Алексеич укоризненно качал головой.
Прошка приложился и передал посуду товарищу. Тот взял ее с мрачным и недовольным видом.
— Не видал, что ли, водки твоей? — сказал он угрюмо, тем не менее, не отказался и мигом будто прирос губами к горлу полуштофа. Слышно было, как булькает влага и мрачный мужчина тянет ее со спертым дыханием.. Отдавая посуду, он пошатнулся.
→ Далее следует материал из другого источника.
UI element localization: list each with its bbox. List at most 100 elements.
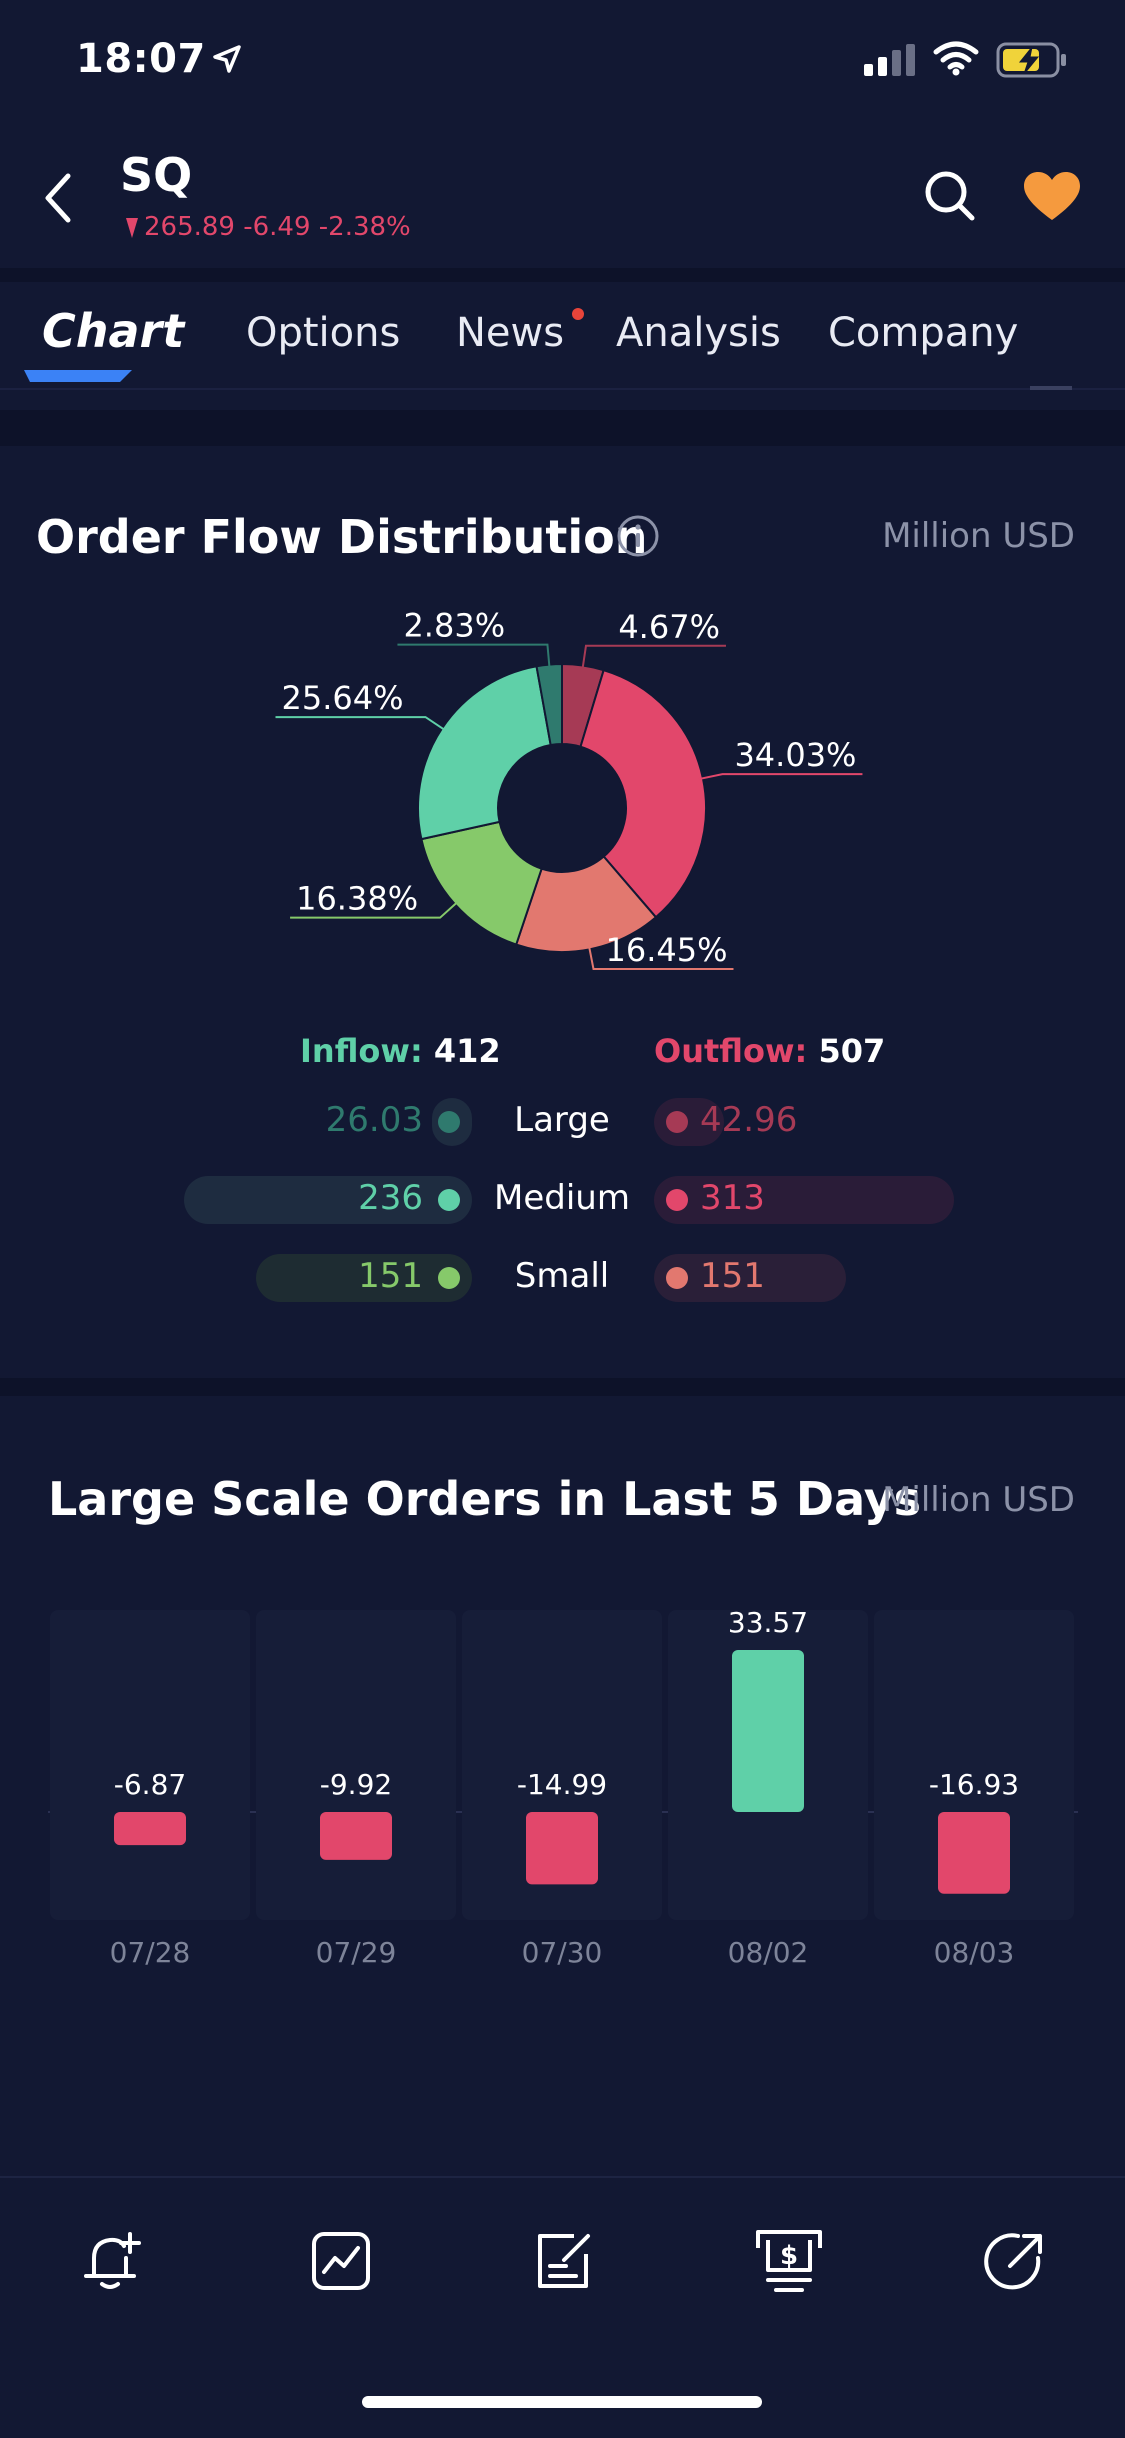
large-orders-unit: Million USD <box>882 1480 1075 1520</box>
cellular-signal-icon <box>864 44 915 76</box>
bar-column-bg <box>50 1610 250 1920</box>
ticker-symbol: SQ <box>120 148 193 202</box>
bar <box>114 1812 186 1846</box>
location-arrow-icon <box>213 45 241 73</box>
inflow-label: Inflow: <box>300 1032 423 1070</box>
donut-slice-label: 34.03% <box>734 736 856 774</box>
active-tab-indicator <box>24 370 132 382</box>
outflow-value: 507 <box>818 1032 886 1070</box>
tab-chart[interactable]: Chart <box>42 304 184 358</box>
home-indicator[interactable] <box>362 2396 762 2408</box>
inflow-value: 412 <box>433 1032 501 1070</box>
outflow-large-pill <box>654 1098 724 1146</box>
donut-slice <box>420 820 543 946</box>
tab-news[interactable]: News <box>456 310 564 356</box>
tab-news-label: News <box>456 310 565 356</box>
donut-slice-label: 25.64% <box>281 679 403 717</box>
bar-column-bg <box>462 1610 662 1920</box>
tab-company[interactable]: Company <box>828 310 1018 356</box>
price-down-icon <box>126 218 138 238</box>
donut-leader-line <box>290 900 459 919</box>
bar-value-label: -9.92 <box>320 1768 392 1801</box>
bar-date-label: 08/03 <box>934 1936 1015 1969</box>
size-label-large: Large <box>514 1100 610 1140</box>
bar-value-label: 33.57 <box>728 1606 808 1639</box>
bar-value-label: -6.87 <box>114 1768 186 1801</box>
inflow-medium-pill <box>184 1176 472 1224</box>
order-flow-donut-chart: 4.67% 34.03% 16.45% 16.38% 25.64%2.83% <box>275 607 863 970</box>
tab-chart-label: Chart <box>42 304 185 358</box>
tab-scroll-handle[interactable] <box>1030 386 1072 390</box>
bar <box>320 1812 392 1860</box>
search-icon[interactable] <box>922 168 978 224</box>
donut-slice-label: 4.67% <box>618 608 720 646</box>
outflow-small-value: 151 <box>700 1256 765 1296</box>
outflow-medium-pill <box>654 1176 954 1224</box>
large-orders-title: Large Scale Orders in Last 5 Days <box>48 1472 922 1526</box>
svg-text:$: $ <box>780 2241 798 2271</box>
back-icon[interactable] <box>38 170 78 226</box>
bar-column-bg <box>874 1610 1074 1920</box>
inflow-medium-dot <box>438 1189 460 1211</box>
donut-leader-line <box>698 773 863 781</box>
bottom-toolbar <box>0 2176 1125 2438</box>
inflow-small-dot <box>438 1267 460 1289</box>
bar-date-label: 07/28 <box>110 1936 191 1969</box>
bar-date-label: 07/30 <box>522 1936 603 1969</box>
inflow-large-value: 26.03 <box>325 1100 423 1140</box>
note-edit-icon[interactable] <box>530 2228 596 2294</box>
inflow-medium-value: 236 <box>358 1178 423 1218</box>
inflow-small-pill <box>256 1254 472 1302</box>
bar-date-label: 08/02 <box>728 1936 809 1969</box>
outflow-medium-dot <box>666 1189 688 1211</box>
status-time: 18:07 <box>76 36 206 82</box>
tab-company-label: Company <box>828 310 1019 356</box>
donut-leader-line <box>397 643 551 669</box>
favorite-heart-icon[interactable] <box>1024 172 1080 222</box>
news-notification-dot <box>572 308 584 320</box>
bar <box>526 1812 598 1885</box>
bar <box>732 1650 804 1812</box>
order-flow-unit: Million USD <box>882 516 1075 556</box>
inflow-summary: Inflow: 412 <box>300 1032 501 1070</box>
outflow-large-dot <box>666 1111 688 1133</box>
price-alert-bell-icon[interactable] <box>80 2228 146 2294</box>
tab-options[interactable]: Options <box>246 310 400 356</box>
trade-chart-icon[interactable] <box>308 2228 374 2294</box>
donut-slice <box>535 662 563 747</box>
price-change: 265.89 -6.49 -2.38% <box>144 212 411 242</box>
share-icon[interactable] <box>980 2226 1050 2296</box>
tab-analysis[interactable]: Analysis <box>616 310 781 356</box>
battery-charging-icon <box>996 42 1066 78</box>
inflow-small-value: 151 <box>358 1256 423 1296</box>
bar-column-bg <box>256 1610 456 1920</box>
tab-analysis-label: Analysis <box>616 310 781 356</box>
size-label-small: Small <box>514 1256 610 1296</box>
outflow-medium-value: 313 <box>700 1178 765 1218</box>
section-divider <box>0 410 1125 446</box>
donut-slice-label: 16.45% <box>605 931 727 969</box>
outflow-summary: Outflow: 507 <box>654 1032 885 1070</box>
donut-slice <box>579 668 707 919</box>
donut-leader-line <box>587 945 734 970</box>
bar-value-label: -16.93 <box>929 1768 1019 1801</box>
bar-value-label: -14.99 <box>517 1768 607 1801</box>
donut-slice-label: 2.83% <box>403 607 505 645</box>
section-divider-2 <box>0 1378 1125 1396</box>
donut-slice <box>417 665 552 841</box>
trade-dollar-icon[interactable]: $ <box>754 2226 824 2296</box>
wifi-icon <box>933 41 979 76</box>
bar <box>938 1812 1010 1894</box>
bar-date-label: 07/29 <box>316 1936 397 1969</box>
inflow-large-dot <box>438 1111 460 1133</box>
size-label-medium: Medium <box>494 1178 630 1218</box>
tab-bar: Chart Options News Analysis Company <box>0 282 1125 390</box>
order-flow-title: Order Flow Distribution <box>36 510 648 564</box>
outflow-small-dot <box>666 1267 688 1289</box>
donut-leader-line <box>581 644 726 670</box>
outflow-large-value: 42.96 <box>700 1100 798 1140</box>
donut-slice <box>514 855 658 953</box>
info-icon[interactable] <box>616 514 660 558</box>
donut-slice-label: 16.38% <box>296 880 418 918</box>
header-divider <box>0 268 1125 282</box>
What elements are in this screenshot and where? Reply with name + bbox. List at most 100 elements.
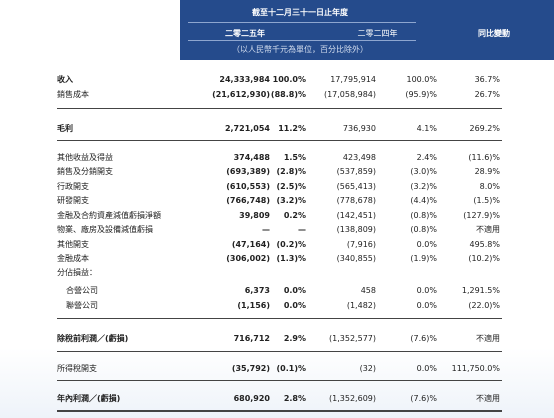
cell: 39,809	[239, 211, 270, 220]
row-label: 聯營公司	[66, 301, 98, 310]
cell: (7.6)%	[410, 394, 437, 403]
row-rule	[57, 380, 502, 381]
cell: (47,164)	[231, 240, 270, 249]
cell: 8.0%	[479, 182, 500, 191]
cell: 0.2%	[283, 211, 306, 220]
cell: (2.8)%	[276, 167, 307, 176]
header-rule	[188, 40, 416, 41]
cell: (1.3)%	[276, 254, 307, 263]
row-label: 其他收益及得益	[57, 153, 113, 162]
row-label: 毛利	[57, 124, 73, 133]
cell: 423,498	[342, 153, 376, 162]
cell: 26.7%	[474, 90, 500, 99]
cell: (21,612,930)	[212, 90, 270, 99]
cell: 2,721,054	[224, 124, 270, 133]
row-label: 分佔損益：	[57, 268, 97, 277]
cell: (766,748)	[226, 196, 270, 205]
cell: (0.8)%	[410, 211, 437, 220]
cell: (142,451)	[336, 211, 376, 220]
cell: (693,389)	[226, 167, 270, 176]
cell: (3.2)%	[276, 196, 307, 205]
cell: (610,553)	[226, 182, 270, 191]
row-rule	[57, 108, 502, 109]
header-band	[180, 0, 554, 60]
row-label: 銷售成本	[57, 90, 89, 99]
row-label: 金融及合約資產減值虧損淨額	[57, 211, 161, 220]
cell: 0.0%	[416, 240, 437, 249]
cell: (537,859)	[336, 167, 376, 176]
cell: 17,795,914	[330, 75, 376, 84]
cell: 1,291.5%	[461, 286, 500, 295]
cell: (17,058,984)	[323, 90, 376, 99]
cell: (88.8)%	[270, 90, 306, 99]
year-header: 二零二四年	[357, 29, 398, 38]
header-rule	[188, 22, 416, 23]
row-label: 所得稅開支	[57, 364, 97, 373]
background-decor	[0, 348, 554, 418]
cell: 0.0%	[283, 301, 306, 310]
cell: 2.8%	[283, 394, 306, 403]
cell: (1.9)%	[410, 254, 437, 263]
change-header: 同比變動	[478, 29, 510, 38]
cell: (10.2)%	[468, 254, 500, 263]
cell: 0.0%	[416, 286, 437, 295]
cell: 495.8%	[469, 240, 500, 249]
cell: 0.0%	[283, 286, 306, 295]
unit-note: （以人民幣千元為單位，百分比除外）	[232, 45, 368, 54]
row-label: 其他開支	[57, 240, 89, 249]
cell: 6,373	[244, 286, 270, 295]
row-label: 除稅前利潤／(虧損)	[57, 334, 129, 343]
cell: 100.0%	[406, 75, 437, 84]
cell: (95.9)%	[405, 90, 437, 99]
cell: (1.5)%	[473, 196, 500, 205]
cell: 11.2%	[278, 124, 306, 133]
cell: 716,712	[233, 334, 270, 343]
row-label: 物業、廠房及設備減值虧損	[57, 225, 153, 234]
cell: 2.9%	[283, 334, 306, 343]
cell: 680,920	[233, 394, 270, 403]
cell: 100.0%	[272, 75, 306, 84]
cell: 36.7%	[474, 75, 500, 84]
cell: 736,930	[342, 124, 376, 133]
cell: (565,413)	[336, 182, 376, 191]
cell: 28.9%	[474, 167, 500, 176]
cell: (22.0)%	[468, 301, 500, 310]
cell: 24,333,984	[219, 75, 270, 84]
row-rule	[57, 410, 502, 412]
cell: (340,855)	[336, 254, 376, 263]
cell: (1,352,609)	[329, 394, 376, 403]
row-rule	[57, 351, 502, 352]
row-label: 收入	[57, 75, 73, 84]
period-header: 截至十二月三十一日止年度	[252, 8, 348, 17]
cell: (4.4)%	[410, 196, 437, 205]
cell: 1.5%	[283, 153, 306, 162]
cell: (1,482)	[346, 301, 376, 310]
cell: (7,916)	[346, 240, 376, 249]
year-header: 二零二五年	[225, 29, 265, 38]
cell: (0.8)%	[410, 225, 437, 234]
cell: 0.0%	[416, 364, 437, 373]
row-rule	[57, 140, 502, 141]
cell: (138,809)	[336, 225, 376, 234]
cell: —	[262, 225, 270, 234]
cell: 2.4%	[416, 153, 437, 162]
cell: (778,678)	[336, 196, 376, 205]
cell: (35,792)	[231, 364, 270, 373]
row-label: 研發開支	[57, 196, 89, 205]
row-label: 金融成本	[57, 254, 89, 263]
cell: 458	[360, 286, 376, 295]
cell: (3.2)%	[410, 182, 437, 191]
cell: (306,002)	[226, 254, 270, 263]
row-label: 行政開支	[57, 182, 89, 191]
cell: (3.0)%	[410, 167, 437, 176]
cell: 111,750.0%	[451, 364, 500, 373]
cell: 0.0%	[416, 301, 437, 310]
cell: 374,488	[233, 153, 270, 162]
cell: (0.2)%	[276, 240, 307, 249]
cell: 269.2%	[469, 124, 500, 133]
cell: (11.6)%	[468, 153, 500, 162]
row-rule	[57, 318, 502, 319]
cell: (7.6)%	[410, 334, 437, 343]
row-label: 合營公司	[66, 286, 98, 295]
— А-ах, Прохор! — сказал Алексеич еще раз, принимая посуду. Она стала заметно легче… Это обстоятельство придало голосу Алексеича особенно выразительный оттенок.
Прошка понурил голову и удалился. Алексеич тоже направился дальше, но, удаляясь, слышал, как мрачный мужчина сказал укоризненно:
— Сидел бы уж. Ишь тебя вынесло… Рохля!
На следующий день с раннего утра Алексеич уже был на Выселках и именно в трактирном заведении. Важная новость, которую он имел сообщить выселковцам относительно Прошкина поведения, не давала ему покоя. Так этого дела оставить невозможно,— это знали, конечно, обе стороны, и Прошка тоже чувствовал грозу, нависшую над ним в родных Выселках.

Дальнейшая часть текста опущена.